In 2018, Albertalli’s book was adapted into the sweet rom-com, Love, Simon, which, although a little sanitized and glossy, gives queer kids (and adults) a mainstream gay teen movie. (Hopefully, the first of many!) And, just last year, Love, Victor, a spin-off of the movie, launched as a series on Hulu. The well-received series centers on Victor Salazar (Michael Cimino), a queer teen on his own journey of self-discovery and acceptance, who, to fans’ excitement, reaches out to Simon (Nick Robinson reprises his role) when things get difficult.
Marvel’s Runaways, a Hulu series based on the superhero team of the same name, follows six teenagers (and one dinosaur) from different backgrounds as they unite against a common enemy — their criminal parents, who are collectively known as Pride. Two of these teens are Nico (Lyrica Okano) — a Wiccan who wields the arcane Staff of One — and Karolina (Virginia Gardner) — a human-alien hybrid who learns she can fly and shoot beams of light from her hands.

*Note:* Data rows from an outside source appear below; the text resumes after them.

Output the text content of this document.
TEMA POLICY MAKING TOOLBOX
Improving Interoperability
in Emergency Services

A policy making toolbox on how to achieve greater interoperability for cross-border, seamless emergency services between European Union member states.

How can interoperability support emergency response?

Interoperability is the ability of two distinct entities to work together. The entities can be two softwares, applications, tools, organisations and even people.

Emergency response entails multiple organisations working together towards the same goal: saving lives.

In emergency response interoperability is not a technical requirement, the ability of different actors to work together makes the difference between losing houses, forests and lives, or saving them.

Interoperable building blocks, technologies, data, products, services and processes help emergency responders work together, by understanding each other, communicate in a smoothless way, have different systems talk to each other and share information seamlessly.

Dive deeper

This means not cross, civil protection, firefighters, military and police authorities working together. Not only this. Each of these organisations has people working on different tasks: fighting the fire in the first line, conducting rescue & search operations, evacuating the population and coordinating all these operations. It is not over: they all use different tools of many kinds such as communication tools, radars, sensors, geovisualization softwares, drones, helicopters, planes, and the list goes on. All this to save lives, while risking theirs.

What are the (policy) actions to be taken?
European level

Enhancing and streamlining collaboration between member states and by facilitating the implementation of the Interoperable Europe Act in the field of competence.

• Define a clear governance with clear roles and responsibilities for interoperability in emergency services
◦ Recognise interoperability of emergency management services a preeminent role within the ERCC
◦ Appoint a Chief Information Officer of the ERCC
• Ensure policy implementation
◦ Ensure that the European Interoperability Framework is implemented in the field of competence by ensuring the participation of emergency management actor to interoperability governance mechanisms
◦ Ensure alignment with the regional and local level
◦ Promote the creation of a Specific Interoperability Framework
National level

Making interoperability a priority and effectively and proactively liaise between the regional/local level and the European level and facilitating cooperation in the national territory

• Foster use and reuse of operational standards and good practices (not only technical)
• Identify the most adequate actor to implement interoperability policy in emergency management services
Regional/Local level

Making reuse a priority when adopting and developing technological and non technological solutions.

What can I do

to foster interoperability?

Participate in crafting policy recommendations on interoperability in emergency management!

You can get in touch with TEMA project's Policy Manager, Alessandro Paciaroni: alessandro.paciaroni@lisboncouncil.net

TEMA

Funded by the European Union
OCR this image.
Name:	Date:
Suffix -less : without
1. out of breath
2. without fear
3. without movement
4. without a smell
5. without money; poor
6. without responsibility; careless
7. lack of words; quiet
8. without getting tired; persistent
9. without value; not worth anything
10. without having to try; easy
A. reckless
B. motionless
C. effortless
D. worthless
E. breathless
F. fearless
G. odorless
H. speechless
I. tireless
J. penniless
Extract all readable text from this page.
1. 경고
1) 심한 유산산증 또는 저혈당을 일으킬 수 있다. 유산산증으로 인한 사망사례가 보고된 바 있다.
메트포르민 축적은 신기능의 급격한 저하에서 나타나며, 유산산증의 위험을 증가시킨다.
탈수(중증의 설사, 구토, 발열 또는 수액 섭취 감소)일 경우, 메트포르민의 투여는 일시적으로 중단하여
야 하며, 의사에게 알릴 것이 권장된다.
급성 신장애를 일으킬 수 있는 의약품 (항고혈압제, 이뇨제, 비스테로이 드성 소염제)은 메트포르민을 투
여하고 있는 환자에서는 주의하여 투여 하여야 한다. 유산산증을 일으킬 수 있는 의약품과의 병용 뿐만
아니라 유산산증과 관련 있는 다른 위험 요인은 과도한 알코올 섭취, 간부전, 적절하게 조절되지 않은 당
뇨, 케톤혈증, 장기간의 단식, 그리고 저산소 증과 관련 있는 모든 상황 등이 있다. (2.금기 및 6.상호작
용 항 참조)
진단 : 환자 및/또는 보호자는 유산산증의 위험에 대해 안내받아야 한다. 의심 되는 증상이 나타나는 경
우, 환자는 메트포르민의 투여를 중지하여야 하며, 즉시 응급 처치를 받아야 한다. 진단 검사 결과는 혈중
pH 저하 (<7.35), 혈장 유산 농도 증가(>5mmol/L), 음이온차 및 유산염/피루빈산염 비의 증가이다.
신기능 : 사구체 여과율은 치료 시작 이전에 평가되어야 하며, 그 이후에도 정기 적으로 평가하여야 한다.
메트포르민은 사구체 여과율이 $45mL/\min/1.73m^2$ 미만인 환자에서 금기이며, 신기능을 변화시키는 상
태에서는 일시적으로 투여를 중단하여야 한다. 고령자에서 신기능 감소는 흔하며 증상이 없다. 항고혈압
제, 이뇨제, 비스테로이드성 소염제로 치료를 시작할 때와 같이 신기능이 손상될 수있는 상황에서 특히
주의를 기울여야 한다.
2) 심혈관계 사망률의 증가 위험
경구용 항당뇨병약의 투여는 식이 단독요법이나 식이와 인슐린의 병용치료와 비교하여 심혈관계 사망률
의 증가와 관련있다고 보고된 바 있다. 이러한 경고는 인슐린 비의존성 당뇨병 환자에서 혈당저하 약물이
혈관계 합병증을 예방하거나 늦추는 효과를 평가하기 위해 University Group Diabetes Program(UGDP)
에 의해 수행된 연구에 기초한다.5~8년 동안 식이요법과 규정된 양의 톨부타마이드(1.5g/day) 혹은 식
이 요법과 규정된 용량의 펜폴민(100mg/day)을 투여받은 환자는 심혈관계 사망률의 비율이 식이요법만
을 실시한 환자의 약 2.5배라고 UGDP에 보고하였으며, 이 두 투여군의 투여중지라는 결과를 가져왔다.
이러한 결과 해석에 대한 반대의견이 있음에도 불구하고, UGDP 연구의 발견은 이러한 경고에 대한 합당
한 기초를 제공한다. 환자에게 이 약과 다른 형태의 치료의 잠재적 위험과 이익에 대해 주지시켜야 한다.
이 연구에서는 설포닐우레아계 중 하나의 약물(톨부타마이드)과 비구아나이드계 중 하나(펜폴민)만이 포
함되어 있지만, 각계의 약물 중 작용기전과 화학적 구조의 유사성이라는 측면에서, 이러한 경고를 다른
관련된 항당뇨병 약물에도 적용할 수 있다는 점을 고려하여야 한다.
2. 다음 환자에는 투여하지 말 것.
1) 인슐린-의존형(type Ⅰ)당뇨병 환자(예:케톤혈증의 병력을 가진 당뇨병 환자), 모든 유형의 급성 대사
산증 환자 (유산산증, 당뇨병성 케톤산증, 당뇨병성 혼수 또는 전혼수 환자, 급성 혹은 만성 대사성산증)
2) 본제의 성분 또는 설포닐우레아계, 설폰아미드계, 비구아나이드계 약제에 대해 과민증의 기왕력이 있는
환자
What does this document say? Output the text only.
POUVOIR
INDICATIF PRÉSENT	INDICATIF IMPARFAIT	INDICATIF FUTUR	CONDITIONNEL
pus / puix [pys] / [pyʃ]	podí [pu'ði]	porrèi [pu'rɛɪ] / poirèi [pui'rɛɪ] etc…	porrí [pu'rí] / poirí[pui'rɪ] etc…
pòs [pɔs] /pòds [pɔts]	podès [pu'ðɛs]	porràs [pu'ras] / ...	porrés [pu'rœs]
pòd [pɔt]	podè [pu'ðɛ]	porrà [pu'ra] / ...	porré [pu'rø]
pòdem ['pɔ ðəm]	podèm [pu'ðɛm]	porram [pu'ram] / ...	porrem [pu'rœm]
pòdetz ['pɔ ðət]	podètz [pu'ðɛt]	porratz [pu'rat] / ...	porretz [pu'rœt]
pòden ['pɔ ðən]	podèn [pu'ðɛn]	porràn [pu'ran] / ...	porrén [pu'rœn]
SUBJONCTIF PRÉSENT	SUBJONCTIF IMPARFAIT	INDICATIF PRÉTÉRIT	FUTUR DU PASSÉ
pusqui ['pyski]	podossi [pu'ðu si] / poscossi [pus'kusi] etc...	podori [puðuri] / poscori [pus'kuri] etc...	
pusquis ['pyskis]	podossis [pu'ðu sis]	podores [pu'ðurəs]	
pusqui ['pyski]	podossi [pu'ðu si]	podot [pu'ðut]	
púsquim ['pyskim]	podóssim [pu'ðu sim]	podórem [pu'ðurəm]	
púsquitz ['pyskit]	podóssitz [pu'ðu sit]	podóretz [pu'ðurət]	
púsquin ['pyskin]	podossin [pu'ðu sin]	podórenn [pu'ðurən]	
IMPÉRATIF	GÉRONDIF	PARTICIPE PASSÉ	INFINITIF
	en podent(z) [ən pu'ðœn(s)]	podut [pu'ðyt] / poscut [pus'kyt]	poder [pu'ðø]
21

You know, typical teen stuff.
What’s unique about this story? It isn’t focused on the teens’ coming-out process. Almost right from the jump, the audience learns that Karolina has a crush on her friend Nico. But she’s not afraid of making a move because of who she is — she’s just afraid of being rejected by her crush. When Karolina does confess her feelings to Nico, the two share a kiss, which marks an onscreen first for Marvel’s queer superheroes.